Musharraf ‘eighth worst dictator’ in the world
Pakistan’s beleaguered President Pervez Musharraf has been named the eighth worst dictator in the world by a widely circulated magazine in New York.Updated: Feb 18, 2008 23:11 IST
Pakistan’s beleaguered President Pervez Musharraf has been named the eighth worst dictator in the world by the widely circulated Parade magazine in New York.
Kim Jong-Il of North Korea tops the magazine’s annual World’s Worst Dictators list for “running the most isolated, repressive regime in the world”.
At number two is Omar Al-Bashir of Sudan. “Under Bashir’s rule, the Darfur region of Sudan continues to be the site of a violent power struggle among government forces and allied militia, rebels and bandits,” the magazine says in its latest edition.
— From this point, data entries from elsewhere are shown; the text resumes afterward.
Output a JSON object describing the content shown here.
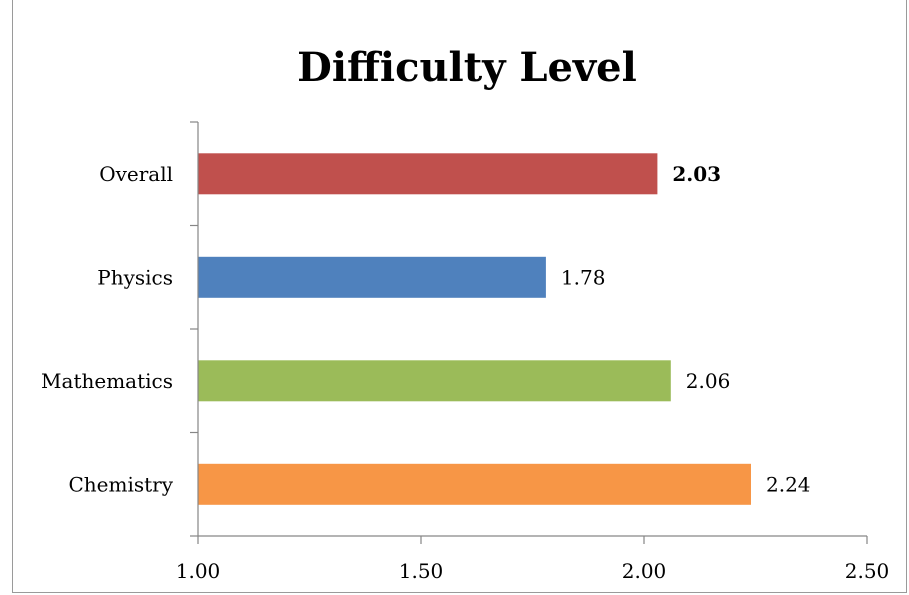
{
  "chart_data": {
    "type": "bar",
    "orientation": "horizontal",
    "title": "Difficulty Level",
    "xlabel": "",
    "ylabel": "",
    "categories": [
      "Overall",
      "Physics",
      "Mathematics",
      "Chemistry"
    ],
    "values": [
      2.03,
      1.78,
      2.06,
      2.24
    ],
    "value_labels": [
      "2.03",
      "1.78",
      "2.06",
      "2.24"
    ],
    "bold_labels": [
      true,
      false,
      false,
      false
    ],
    "colors": [
      "#c0504d",
      "#4f81bd",
      "#9bbb59",
      "#f79646"
    ],
    "xlim": [
      1.0,
      2.5
    ],
    "xticks": [
      1.0,
      1.5,
      2.0,
      2.5
    ],
    "xtick_labels": [
      "1.00",
      "1.50",
      "2.00",
      "2.50"
    ],
    "grid": false,
    "legend": "none"
  }
}
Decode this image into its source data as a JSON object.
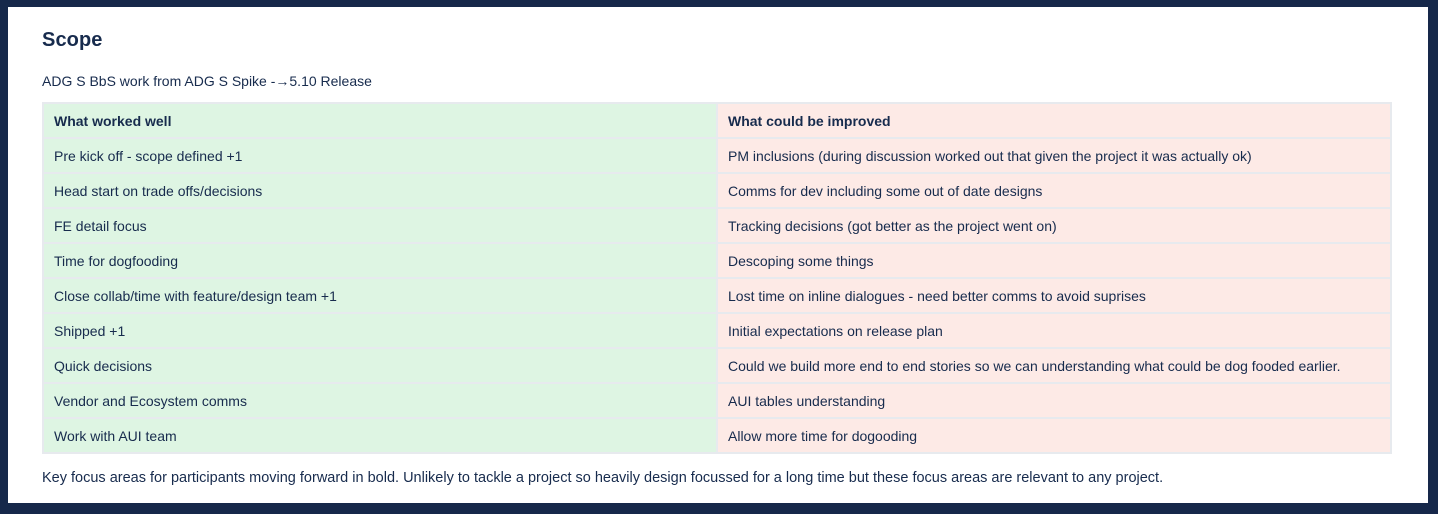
{
  "page": {
    "title": "Scope",
    "subtitle": "ADG S BbS work from ADG S Spike -→5.10 Release",
    "footnote": "Key focus areas for participants moving forward in bold. Unlikely to tackle a project so heavily design focussed for a long time but these focus areas are relevant to any project."
  },
  "table": {
    "headers": [
      {
        "label": "What worked well"
      },
      {
        "label": "What could be improved"
      }
    ],
    "rows": [
      {
        "left": {
          "text": "Pre kick off - scope defined +1",
          "bold": false
        },
        "right": {
          "text": "PM inclusions (during discussion worked out that given the project it was actually ok)",
          "bold": false
        }
      },
      {
        "left": {
          "text": "Head start on trade offs/decisions",
          "bold": false
        },
        "right": {
          "text": "Comms for dev including some out of date designs",
          "bold": false
        }
      },
      {
        "left": {
          "text": "FE detail focus",
          "bold": false
        },
        "right": {
          "text": "Tracking decisions (got better as the project went on)",
          "bold": true
        }
      },
      {
        "left": {
          "text": "Time for dogfooding",
          "bold": false
        },
        "right": {
          "text": "Descoping some things",
          "bold": false
        }
      },
      {
        "left": {
          "text": "Close collab/time with feature/design team +1",
          "bold": true
        },
        "right": {
          "text": "Lost time on inline dialogues - need better comms to avoid suprises",
          "bold": false
        }
      },
      {
        "left": {
          "text": "Shipped +1",
          "bold": false
        },
        "right": {
          "text": "Initial expectations on release plan",
          "bold": false
        }
      },
      {
        "left": {
          "text": "Quick decisions",
          "bold": false
        },
        "right": {
          "text": "Could we build more end to end stories so we can understanding what could be dog fooded earlier.",
          "bold": false
        }
      },
      {
        "left": {
          "text": "Vendor and Ecosystem comms",
          "bold": false
        },
        "right": {
          "text": "AUI tables understanding",
          "bold": false
        }
      },
      {
        "left": {
          "text": "Work with AUI team",
          "bold": false
        },
        "right": {
          "text": "Allow more time for dogooding",
          "bold": false
        }
      }
    ]
  },
  "colors": {
    "text": "#172b4d",
    "frame": "#16284a",
    "good_cell_bg": "#def5e3",
    "improve_cell_bg": "#fdeae6",
    "cell_border": "#e7eaee"
  }
}
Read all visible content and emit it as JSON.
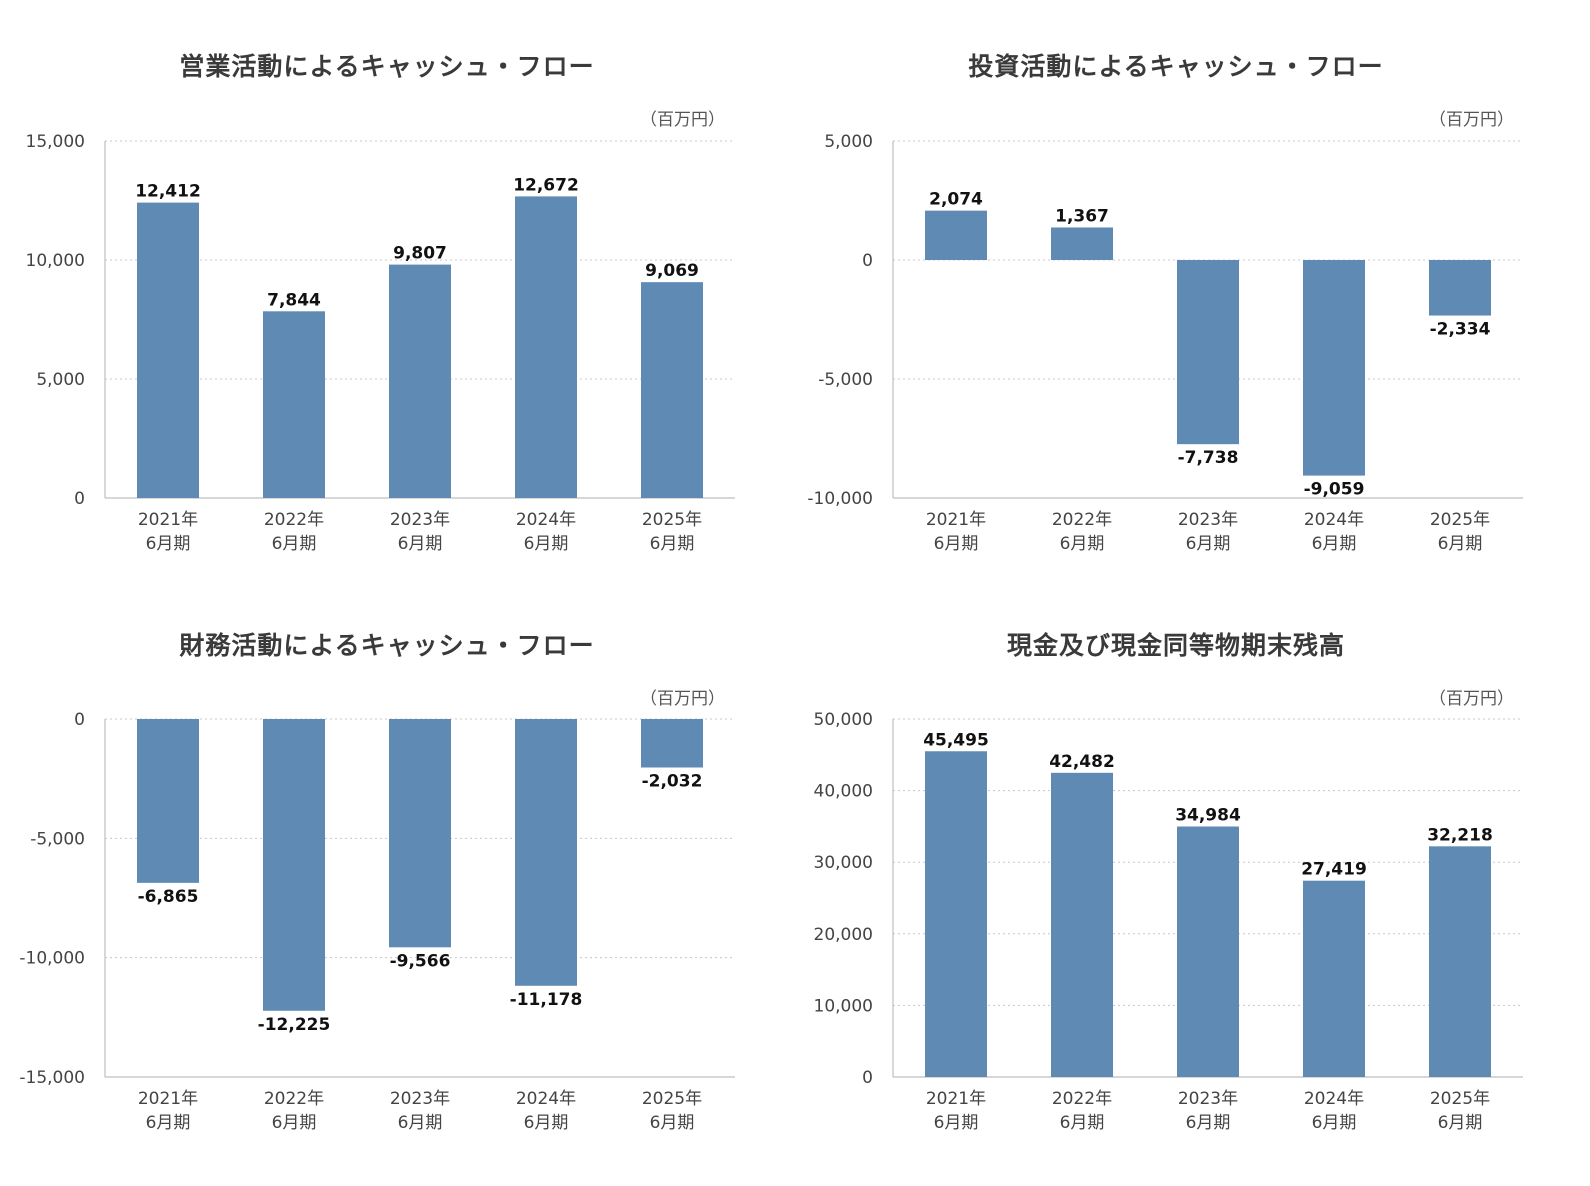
{
  "unit_label": "（百万円）",
  "bar_color": "#5f8ab3",
  "chart_data": [
    {
      "type": "bar",
      "title": "営業活動によるキャッシュ・フロー",
      "unit": "（百万円）",
      "categories": [
        "2021年\n6月期",
        "2022年\n6月期",
        "2023年\n6月期",
        "2024年\n6月期",
        "2025年\n6月期"
      ],
      "values": [
        12412,
        7844,
        9807,
        12672,
        9069
      ],
      "value_labels": [
        "12,412",
        "7,844",
        "9,807",
        "12,672",
        "9,069"
      ],
      "yticks": [
        0,
        5000,
        10000,
        15000
      ],
      "ytick_labels": [
        "0",
        "5,000",
        "10,000",
        "15,000"
      ],
      "ylim": [
        0,
        15000
      ],
      "grid": true
    },
    {
      "type": "bar",
      "title": "投資活動によるキャッシュ・フロー",
      "unit": "（百万円）",
      "categories": [
        "2021年\n6月期",
        "2022年\n6月期",
        "2023年\n6月期",
        "2024年\n6月期",
        "2025年\n6月期"
      ],
      "values": [
        2074,
        1367,
        -7738,
        -9059,
        -2334
      ],
      "value_labels": [
        "2,074",
        "1,367",
        "-7,738",
        "-9,059",
        "-2,334"
      ],
      "yticks": [
        -10000,
        -5000,
        0,
        5000
      ],
      "ytick_labels": [
        "-10,000",
        "-5,000",
        "0",
        "5,000"
      ],
      "ylim": [
        -10000,
        5000
      ],
      "grid": true
    },
    {
      "type": "bar",
      "title": "財務活動によるキャッシュ・フロー",
      "unit": "（百万円）",
      "categories": [
        "2021年\n6月期",
        "2022年\n6月期",
        "2023年\n6月期",
        "2024年\n6月期",
        "2025年\n6月期"
      ],
      "values": [
        -6865,
        -12225,
        -9566,
        -11178,
        -2032
      ],
      "value_labels": [
        "-6,865",
        "-12,225",
        "-9,566",
        "-11,178",
        "-2,032"
      ],
      "yticks": [
        -15000,
        -10000,
        -5000,
        0
      ],
      "ytick_labels": [
        "-15,000",
        "-10,000",
        "-5,000",
        "0"
      ],
      "ylim": [
        -15000,
        0
      ],
      "grid": true
    },
    {
      "type": "bar",
      "title": "現金及び現金同等物期末残高",
      "unit": "（百万円）",
      "categories": [
        "2021年\n6月期",
        "2022年\n6月期",
        "2023年\n6月期",
        "2024年\n6月期",
        "2025年\n6月期"
      ],
      "values": [
        45495,
        42482,
        34984,
        27419,
        32218
      ],
      "value_labels": [
        "45,495",
        "42,482",
        "34,984",
        "27,419",
        "32,218"
      ],
      "yticks": [
        0,
        10000,
        20000,
        30000,
        40000,
        50000
      ],
      "ytick_labels": [
        "0",
        "10,000",
        "20,000",
        "30,000",
        "40,000",
        "50,000"
      ],
      "ylim": [
        0,
        50000
      ],
      "grid": true
    }
  ]
}
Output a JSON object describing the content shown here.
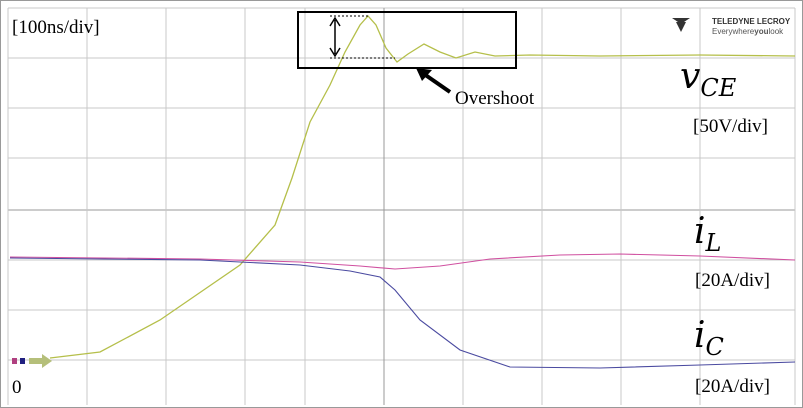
{
  "header": {
    "timebase": "[100ns/div]"
  },
  "logo": {
    "brand": "TELEDYNE LECROY",
    "tagline_a": "Everywhere",
    "tagline_b": "you",
    "tagline_c": "look"
  },
  "annotation": {
    "label": "Overshoot"
  },
  "traces": [
    {
      "symbol": "v",
      "subscript": "CE",
      "scale": "[50V/div]"
    },
    {
      "symbol": "i",
      "subscript": "L",
      "scale": "[20A/div]"
    },
    {
      "symbol": "i",
      "subscript": "C",
      "scale": "[20A/div]"
    }
  ],
  "ground_marker": "0"
}
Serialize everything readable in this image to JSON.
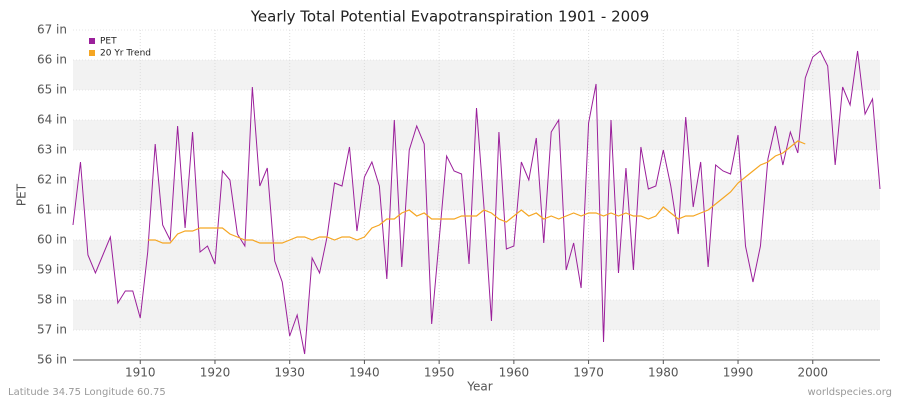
{
  "chart_data": {
    "type": "line",
    "title": "Yearly Total Potential Evapotranspiration 1901 - 2009",
    "xlabel": "Year",
    "ylabel": "PET",
    "footer_left": "Latitude 34.75 Longitude 60.75",
    "footer_right": "worldspecies.org",
    "legend": "upper left",
    "grid": true,
    "x": [
      1901,
      1902,
      1903,
      1904,
      1905,
      1906,
      1907,
      1908,
      1909,
      1910,
      1911,
      1912,
      1913,
      1914,
      1915,
      1916,
      1917,
      1918,
      1919,
      1920,
      1921,
      1922,
      1923,
      1924,
      1925,
      1926,
      1927,
      1928,
      1929,
      1930,
      1931,
      1932,
      1933,
      1934,
      1935,
      1936,
      1937,
      1938,
      1939,
      1940,
      1941,
      1942,
      1943,
      1944,
      1945,
      1946,
      1947,
      1948,
      1949,
      1950,
      1951,
      1952,
      1953,
      1954,
      1955,
      1956,
      1957,
      1958,
      1959,
      1960,
      1961,
      1962,
      1963,
      1964,
      1965,
      1966,
      1967,
      1968,
      1969,
      1970,
      1971,
      1972,
      1973,
      1974,
      1975,
      1976,
      1977,
      1978,
      1979,
      1980,
      1981,
      1982,
      1983,
      1984,
      1985,
      1986,
      1987,
      1988,
      1989,
      1990,
      1991,
      1992,
      1993,
      1994,
      1995,
      1996,
      1997,
      1998,
      1999,
      2000,
      2001,
      2002,
      2003,
      2004,
      2005,
      2006,
      2007,
      2008,
      2009
    ],
    "series": [
      {
        "name": "PET",
        "color": "#9b209b",
        "values": [
          60.5,
          62.6,
          59.5,
          58.9,
          59.5,
          60.1,
          57.9,
          58.3,
          58.3,
          57.4,
          59.6,
          63.2,
          60.5,
          60.0,
          63.8,
          60.4,
          63.6,
          59.6,
          59.8,
          59.2,
          62.3,
          62.0,
          60.2,
          59.8,
          65.1,
          61.8,
          62.4,
          59.3,
          58.6,
          56.8,
          57.5,
          56.2,
          59.4,
          58.9,
          60.1,
          61.9,
          61.8,
          63.1,
          60.3,
          62.1,
          62.6,
          61.8,
          58.7,
          64.0,
          59.1,
          63.0,
          63.8,
          63.2,
          57.2,
          60.0,
          62.8,
          62.3,
          62.2,
          59.2,
          64.4,
          61.1,
          57.3,
          63.6,
          59.7,
          59.8,
          62.6,
          62.0,
          63.4,
          59.9,
          63.6,
          64.0,
          59.0,
          59.9,
          58.4,
          63.9,
          65.2,
          56.6,
          64.0,
          58.9,
          62.4,
          59.0,
          63.1,
          61.7,
          61.8,
          63.0,
          61.8,
          60.2,
          64.1,
          61.1,
          62.6,
          59.1,
          62.5,
          62.3,
          62.2,
          63.5,
          59.8,
          58.6,
          59.8,
          62.7,
          63.8,
          62.5,
          63.6,
          62.9,
          65.4,
          66.1,
          66.3,
          65.8,
          62.5,
          65.1,
          64.5,
          66.3,
          64.2,
          64.7,
          61.7
        ]
      },
      {
        "name": "20 Yr Trend",
        "color": "#f5a623",
        "values": [
          null,
          null,
          null,
          null,
          null,
          null,
          null,
          null,
          null,
          null,
          60.0,
          60.0,
          59.9,
          59.9,
          60.2,
          60.3,
          60.3,
          60.4,
          60.4,
          60.4,
          60.4,
          60.2,
          60.1,
          60.0,
          60.0,
          59.9,
          59.9,
          59.9,
          59.9,
          60.0,
          60.1,
          60.1,
          60.0,
          60.1,
          60.1,
          60.0,
          60.1,
          60.1,
          60.0,
          60.1,
          60.4,
          60.5,
          60.7,
          60.7,
          60.9,
          61.0,
          60.8,
          60.9,
          60.7,
          60.7,
          60.7,
          60.7,
          60.8,
          60.8,
          60.8,
          61.0,
          60.9,
          60.7,
          60.6,
          60.8,
          61.0,
          60.8,
          60.9,
          60.7,
          60.8,
          60.7,
          60.8,
          60.9,
          60.8,
          60.9,
          60.9,
          60.8,
          60.9,
          60.8,
          60.9,
          60.8,
          60.8,
          60.7,
          60.8,
          61.1,
          60.9,
          60.7,
          60.8,
          60.8,
          60.9,
          61.0,
          61.2,
          61.4,
          61.6,
          61.9,
          62.1,
          62.3,
          62.5,
          62.6,
          62.8,
          62.9,
          63.1,
          63.3,
          63.2,
          null,
          null,
          null,
          null,
          null,
          null,
          null,
          null,
          null,
          null
        ]
      }
    ],
    "xlim": [
      1901,
      2009
    ],
    "xticks": [
      1910,
      1920,
      1930,
      1940,
      1950,
      1960,
      1970,
      1980,
      1990,
      2000
    ],
    "ylim": [
      56,
      67
    ],
    "yticks": [
      {
        "value": 56,
        "label": "56 in"
      },
      {
        "value": 57,
        "label": "57 in"
      },
      {
        "value": 58,
        "label": "58 in"
      },
      {
        "value": 59,
        "label": "59 in"
      },
      {
        "value": 60,
        "label": "60 in"
      },
      {
        "value": 61,
        "label": "61 in"
      },
      {
        "value": 62,
        "label": "62 in"
      },
      {
        "value": 63,
        "label": "63 in"
      },
      {
        "value": 64,
        "label": "64 in"
      },
      {
        "value": 65,
        "label": "65 in"
      },
      {
        "value": 66,
        "label": "66 in"
      },
      {
        "value": 67,
        "label": "67 in"
      }
    ]
  }
}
Myanmar’s Than Shwe is considered the third worst dictator because “he ordered troops to fire at the pro-democracy demonstrations” led by Buddhist monks in August and September last.
Musharraf's rank has risen from last year’s 15th placement. Parade explained: “In recent months, Musharraf suspended Pakistan’s constitution, shut down the courts, arrested several thousand dissidents and passed a law removing challenges to his continuation as president.
“He allowed former prime ministers Nawaz Sharif and Benazir Bhutto to return to Pakistan but barred Sharif from running in elections. Bhutto was assassinated - an act that some observers tie to Musharraf’s government.”
Others in the list include King Abdullah (No 4) of Saudi Arabia, the country with the “most oppressed women in the world”, Hu Jintao (No 5) of China who “controls all media and represses religion”, and Sayyid Ali Khamenei (No 7) of Iran, where “officials carry out public hangings”.
The Parade magazine claims a readership of 71 million as it is distributed by more than 400 major Sunday newspapers, including the Los Angeles Times, Washington Post, New York Post, Boston Globe, Chicago Tribune, The Dallas Morning News and Houston Chronicle.
The magazine was in the news for running an interview in an early January issue with former Pakistan premier Bhutto conducted before she was assassinated in late December.
The magazine chose not to insert a note about her tragic end.